# York County's Marked 3D .....



## Miss Pink (Nov 5, 2007)

I wondered how people who I haven't talked to since last week knew I had won....

No more pics for you Pinto...lol


----------



## ontario moose (Aug 8, 2003)

*wow!*

Good shooting everybody!..

Miss Pink.. next female pro champion? she has a pair fo good teachers at colby!

Pinto , did you make it out?

G


----------



## pintojk (Jan 31, 2003)

*sure did Gilles .....*

got to spend the day with some friends, shoot some foam, and try to get an idea of what 3D targets look like nowadays so I can shoot the R100 next weekend :embara:

Who knew it was so easy to shoot 8's on a marked 3D course, and with the new 11 rule, you sure can't make them up as easy as you used to 

FITA, and Field out for me right now, I can pull my bow back 40 times a day, but that's about it ..... hopefully I'll be able to shoot the OAA's in Peterborough.

We'll have to get araz2114 out one day for a 3D, and see if us old hogger's can still toe the line. :wink:


----------



## pintojk (Jan 31, 2003)

Miss Pink said:


> I wondered how people who I haven't talked to since last week knew I had won....
> 
> No more pics for you Pinto...lol


hey, you deserve it ..... you shot great, and I know your "coaches" are darn proud of ya :becky:


----------



## DarkWolf (Mar 6, 2008)

Hey Pinto, it was good to see you, and the Grey, out shooting this past weekend!

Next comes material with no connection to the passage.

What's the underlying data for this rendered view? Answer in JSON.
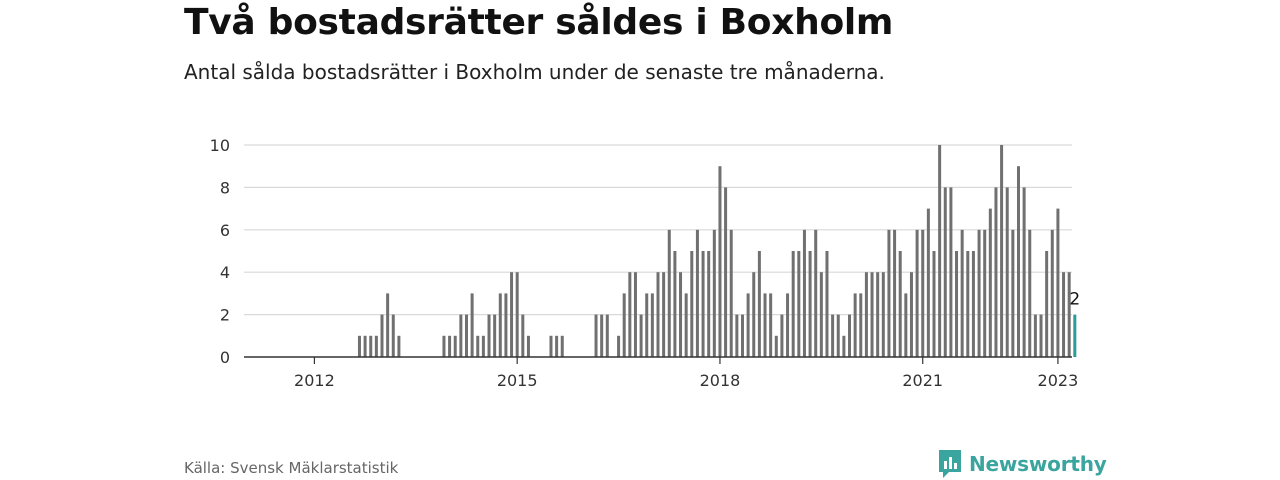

Oh, and if I forgot  to thanks for the hat... Let me thank you now. (_I was able to literally talk the hat of his head... and why not, it's a great lookin' *AT* hat._)


----------



## ontario moose (Aug 8, 2003)

*for sure..*



pintojk said:


> got to spend the day with some friends, shoot some foam, and try to get an idea of what 3D targets look like nowadays so I can shoot the R100 next weekend :embara:
> 
> Who knew it was so easy to shoot 8's on a marked 3D course, and with the new 11 rule, you sure can't make them up as easy as you used to
> 
> ...


hey for sure.. there's nothing after the spring classic until the OAA feilds. 

Gilles


----------



## Grey Eagle (May 23, 2002)

*Fun day for sure.......*



Absolutely perfect weather for the day. The club did a fine job of setting up the event, my thanks to those who made for an enjoyable day for the rest of us 

I had a great time shooting with my group, and enjoyed seeing some faces I hadn't in a while....... 2 rods, good to see you there


----------



## Miss Pink (Nov 5, 2007)

ontario moose said:


> Good shooting everybody!..
> 
> Miss Pink.. next female pro champion? she has a pair fo good teachers at colby!
> 
> ...



Thanks Gilles, you and Chris are great. Luc helps in there too.


----------



## ontario moose (Aug 8, 2003)

*marked 3d..*



Grey Eagle said:


> Absolutely perfect weather for the day. The club did a fine job of setting up the event, my thanks to those who made for an enjoyable day for the rest of us
> 
> I had a great time shooting with my group, and enjoyed seeing some faces I hadn't in a while....... 2 rods, good to see you there


I would have went if I new it was a marked 3d.. let me know next time..

G


----------



## Grey Eagle (May 23, 2002)

ontario moose said:


> I would have went if I new it was a marked 3d.. let me know next time..
> 
> G


G, 

It's been that way for 3 years now  Hopefully the club will continue with a marked 3D in the future, I think it has proven itself to be worthwhile


----------



## ontario moose (Aug 8, 2003)

*is it marked in OAA book?*



Grey Eagle said:


> G,
> 
> It's been that way for 3 years now  Hopefully the club will continue with a marked 3D in the future, I think it has proven itself to be worthwhile


GE, is this marked in the OAA book as a marked 3d? the only one I seen was the oxford fish and game in sept..

G


----------



## Grey Eagle (May 23, 2002)

ontario moose said:


> GE, is this marked in the OAA book as a marked 3d? the only one I seen was the oxford fish and game in sept..
> 
> G


Hey Moose, yes it was listed as a marked 3D shoot


----------



## pintojk (Jan 31, 2003)

ontario moose said:


> hey for sure.. there's nothing after the spring classic until the OAA feilds.
> 
> Gilles


then we'll make a point of it :thumb:


----------